PERTH (miningweekly.com) – The Australian Competition and Consumer Commission has granted the New South Wales Minerals Council and ten coal producers in the region interim authorisation to negotiate with Port of Newcastle Operations (PNO) on terms and conditions of access to the port for coal exports, including prices.
The ten coal producers that export coal through the Port of Newcastle include Glencore Coal, Yancoal Australia, Peabody Energy, Centennial Coal, Whitehaven Coal and MACH Energy Australia.
The interim authorisation does not allow the producers to enter into collectively negotiated agreements with PNO, or allow them to share individual coal projection volumes, customer pricing information or marketing strategies.

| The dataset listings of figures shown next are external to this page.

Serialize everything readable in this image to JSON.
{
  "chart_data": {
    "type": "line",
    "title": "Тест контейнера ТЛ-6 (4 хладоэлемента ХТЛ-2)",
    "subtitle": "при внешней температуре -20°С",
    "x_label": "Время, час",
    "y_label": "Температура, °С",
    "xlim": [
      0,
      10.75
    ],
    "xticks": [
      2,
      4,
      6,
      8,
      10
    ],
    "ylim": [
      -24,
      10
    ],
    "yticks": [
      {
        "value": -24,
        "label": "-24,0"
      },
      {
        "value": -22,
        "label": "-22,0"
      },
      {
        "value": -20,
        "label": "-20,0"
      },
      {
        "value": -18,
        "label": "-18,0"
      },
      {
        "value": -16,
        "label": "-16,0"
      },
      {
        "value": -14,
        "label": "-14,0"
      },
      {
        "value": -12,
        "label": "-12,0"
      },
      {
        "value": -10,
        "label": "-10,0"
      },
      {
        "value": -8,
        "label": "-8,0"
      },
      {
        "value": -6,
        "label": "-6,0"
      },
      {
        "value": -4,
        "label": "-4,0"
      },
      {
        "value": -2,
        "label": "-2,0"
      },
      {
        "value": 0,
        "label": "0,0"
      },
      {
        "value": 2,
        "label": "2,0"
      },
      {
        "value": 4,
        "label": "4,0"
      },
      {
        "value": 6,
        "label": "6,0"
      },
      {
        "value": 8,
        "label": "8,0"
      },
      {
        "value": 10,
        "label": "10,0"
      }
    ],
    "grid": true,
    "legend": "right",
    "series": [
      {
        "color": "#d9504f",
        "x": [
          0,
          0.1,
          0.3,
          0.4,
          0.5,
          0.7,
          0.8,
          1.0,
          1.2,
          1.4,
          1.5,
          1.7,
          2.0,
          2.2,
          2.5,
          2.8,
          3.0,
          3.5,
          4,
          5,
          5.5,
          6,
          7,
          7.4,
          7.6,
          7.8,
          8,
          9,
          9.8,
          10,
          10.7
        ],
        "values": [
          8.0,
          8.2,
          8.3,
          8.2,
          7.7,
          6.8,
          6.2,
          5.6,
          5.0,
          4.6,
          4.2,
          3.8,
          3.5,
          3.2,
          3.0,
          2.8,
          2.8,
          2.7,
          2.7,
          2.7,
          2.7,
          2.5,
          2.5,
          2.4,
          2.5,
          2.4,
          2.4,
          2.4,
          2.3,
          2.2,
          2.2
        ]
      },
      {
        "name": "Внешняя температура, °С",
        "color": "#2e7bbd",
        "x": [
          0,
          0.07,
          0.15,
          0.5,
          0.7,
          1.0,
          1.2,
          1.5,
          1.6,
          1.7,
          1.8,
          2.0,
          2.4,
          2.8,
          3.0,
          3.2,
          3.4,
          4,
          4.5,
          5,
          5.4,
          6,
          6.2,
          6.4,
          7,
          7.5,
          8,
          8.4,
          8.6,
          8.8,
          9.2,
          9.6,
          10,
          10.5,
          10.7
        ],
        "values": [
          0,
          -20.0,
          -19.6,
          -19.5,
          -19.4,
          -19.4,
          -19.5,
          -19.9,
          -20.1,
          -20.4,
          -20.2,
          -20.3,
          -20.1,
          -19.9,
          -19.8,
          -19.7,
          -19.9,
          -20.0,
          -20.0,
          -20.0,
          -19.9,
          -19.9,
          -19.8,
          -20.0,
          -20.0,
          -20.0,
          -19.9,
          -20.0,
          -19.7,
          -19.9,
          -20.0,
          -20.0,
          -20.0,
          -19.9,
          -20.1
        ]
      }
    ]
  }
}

PNO is currently negotiating with individual coal producers over a proposed ten-year deed for access to the port.
The ACCC said on Thursday that allowing coal producers to collectively negotiate would give producers an opportunity to reduce ongoing uncertainty and achieve more timely outcomes.
“We have granted this interim authorisation because coal vessels will soon be facing higher port service charges if coal producers don’t execute a deed with the Port of Newcastle,” ACCC commissioner Stephen Ridgeway said.
“Because participation is voluntary we do not believe this authorisation will impact competition between the producers. Individual coal producers are still free to negotiate separately if they believe they can get a better deal,” Ridgeway said.
“PNO is also free to decide whether or not to negotiate with the coal producers collectively.”
A draft determination is anticipated for May or June 2020 and a final determination will be made in July or August 2020.